Summary and Conclusions
In the course of our project to update the Wideman Comparative Glossary of Project Management Terms (The Glossary) we have accumulated a number if findings as reported in this paper.
About the Glossary
- The Glossary has not been significantly updated since the last available version for purchase, version 5.5 first issued in March 2012.
- The Glossary database now has close to 7,000 entries.
- In the interval since 2012 we have accumulated a further 400+ new terms.
- A purge of the database has taken us nine months so far and has led us to delete 300+ entries
- The Glossary is an excellent source of learning when you visit a particular definition and follow its associated links.
About the subject matter
- Project Management can be viewed as a hierarchy of disciplines ranging from Governance at the top, down to Tools & Techniques.
- Given the foregoing descriptions, we conclude that Program Management is a separate discipline in its own right.
- Intermediate levels, i.e. Portfolio, Program and Project are generally clearly distinguishable.
- Many authors of recent books on various aspects of project management, especially in the areas of portfolios and programs, have found the need to introduce new terms to suit their purpose.
- Common agreement amongst project management practitioners of the best definition for some of these terms will take time.

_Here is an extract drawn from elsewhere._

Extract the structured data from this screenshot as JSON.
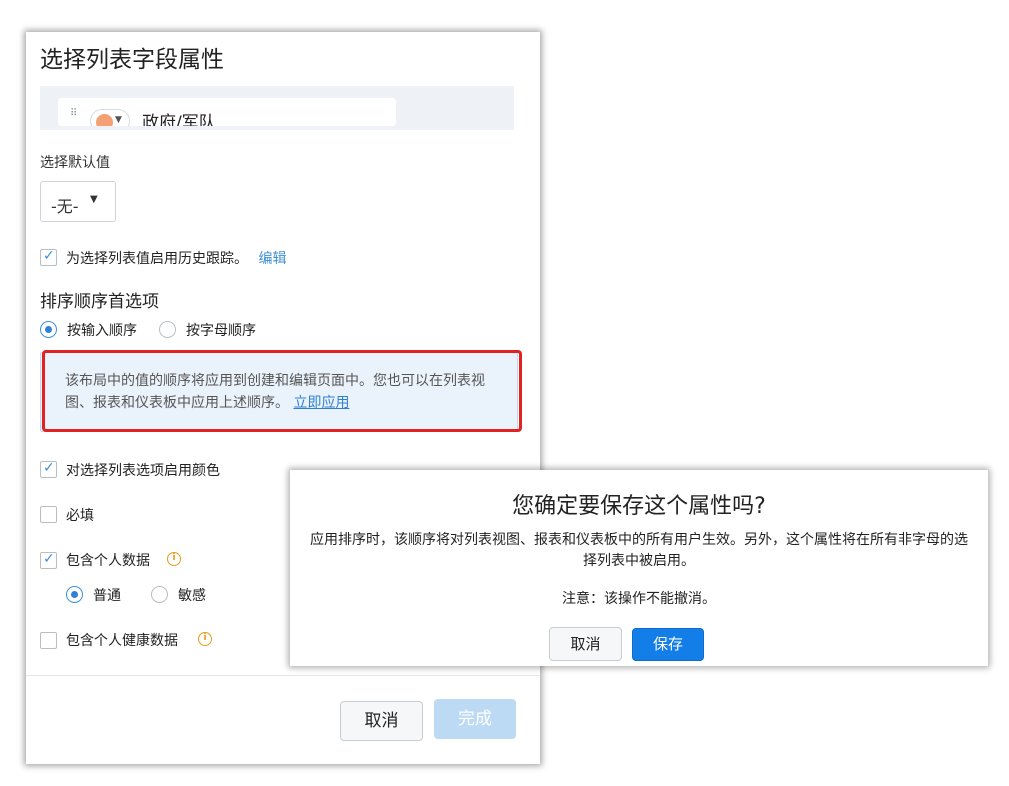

- In the meantime the "official" definition of some terms is no longer consistent with common usage. The definition of "Project Management" itself is a case in point.
Finally, thinking that all terms can be boiled down to a common definition, regardless of the environment, is a happy delusion.

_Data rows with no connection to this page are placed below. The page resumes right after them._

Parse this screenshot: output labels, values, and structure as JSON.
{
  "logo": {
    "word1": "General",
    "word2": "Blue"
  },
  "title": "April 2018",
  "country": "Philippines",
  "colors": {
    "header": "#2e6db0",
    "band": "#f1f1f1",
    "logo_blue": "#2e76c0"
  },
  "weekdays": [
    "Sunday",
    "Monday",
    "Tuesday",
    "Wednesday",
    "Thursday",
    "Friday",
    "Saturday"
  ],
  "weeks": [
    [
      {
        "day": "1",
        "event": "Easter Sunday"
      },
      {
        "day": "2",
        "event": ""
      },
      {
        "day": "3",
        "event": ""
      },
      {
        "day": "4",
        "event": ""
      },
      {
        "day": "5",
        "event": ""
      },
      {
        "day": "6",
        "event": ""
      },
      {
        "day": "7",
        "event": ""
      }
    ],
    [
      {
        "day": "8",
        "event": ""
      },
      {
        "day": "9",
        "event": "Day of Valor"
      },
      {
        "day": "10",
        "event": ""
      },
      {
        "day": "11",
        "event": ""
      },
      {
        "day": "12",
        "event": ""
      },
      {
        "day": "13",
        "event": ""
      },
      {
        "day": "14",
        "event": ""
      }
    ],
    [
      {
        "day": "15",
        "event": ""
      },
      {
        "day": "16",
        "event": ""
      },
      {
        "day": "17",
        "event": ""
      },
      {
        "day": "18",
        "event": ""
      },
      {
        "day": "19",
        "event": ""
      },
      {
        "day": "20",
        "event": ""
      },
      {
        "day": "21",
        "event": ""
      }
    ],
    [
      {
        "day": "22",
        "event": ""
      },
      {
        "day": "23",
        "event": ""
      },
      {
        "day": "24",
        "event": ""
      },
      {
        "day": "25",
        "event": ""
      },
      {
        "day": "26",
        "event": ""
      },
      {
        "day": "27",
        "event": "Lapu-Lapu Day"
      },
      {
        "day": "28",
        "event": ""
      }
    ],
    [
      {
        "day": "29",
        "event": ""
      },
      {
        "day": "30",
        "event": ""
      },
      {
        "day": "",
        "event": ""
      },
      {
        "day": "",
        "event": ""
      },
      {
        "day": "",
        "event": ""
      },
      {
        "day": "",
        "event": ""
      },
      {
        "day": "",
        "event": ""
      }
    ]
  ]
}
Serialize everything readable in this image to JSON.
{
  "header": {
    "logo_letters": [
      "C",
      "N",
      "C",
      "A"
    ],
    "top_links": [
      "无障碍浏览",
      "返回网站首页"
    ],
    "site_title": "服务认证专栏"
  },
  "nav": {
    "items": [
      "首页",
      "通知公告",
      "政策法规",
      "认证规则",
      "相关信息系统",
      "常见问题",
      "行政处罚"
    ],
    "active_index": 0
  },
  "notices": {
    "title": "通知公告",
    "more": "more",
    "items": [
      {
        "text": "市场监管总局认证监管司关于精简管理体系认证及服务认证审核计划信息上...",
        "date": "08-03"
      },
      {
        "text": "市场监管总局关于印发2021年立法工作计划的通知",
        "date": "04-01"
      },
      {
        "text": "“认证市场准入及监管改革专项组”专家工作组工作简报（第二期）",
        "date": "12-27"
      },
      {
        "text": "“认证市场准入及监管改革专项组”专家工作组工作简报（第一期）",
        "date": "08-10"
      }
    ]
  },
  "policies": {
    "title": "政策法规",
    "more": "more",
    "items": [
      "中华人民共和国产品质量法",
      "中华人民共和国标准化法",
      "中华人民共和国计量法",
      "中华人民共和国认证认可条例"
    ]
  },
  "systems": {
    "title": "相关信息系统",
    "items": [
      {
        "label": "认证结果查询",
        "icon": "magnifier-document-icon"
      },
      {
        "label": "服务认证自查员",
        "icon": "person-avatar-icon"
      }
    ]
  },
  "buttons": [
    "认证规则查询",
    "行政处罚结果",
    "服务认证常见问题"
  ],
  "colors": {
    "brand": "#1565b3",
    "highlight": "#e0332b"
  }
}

Early in this paper we posed the question: How can we make our Wideman Comparative Glossary more useful in the next update?
Assuming that we have now settled some of the early issues, we can move on to other Glossary challenges. The definitions in the Glossary obviously span the whole gamut of project management Areas of Applications. But these number in the hundreds, if not thousands, far too many to be singled out individually. So some sort of high-level grouping needs to be devised. Many sources do group their identified Areas of Application, but even these numbers of groups are too many to handle in the Glossary.
How we solve this challenge will be written up in a separate paper when our updating of the database has got further advanced and reasonably tested.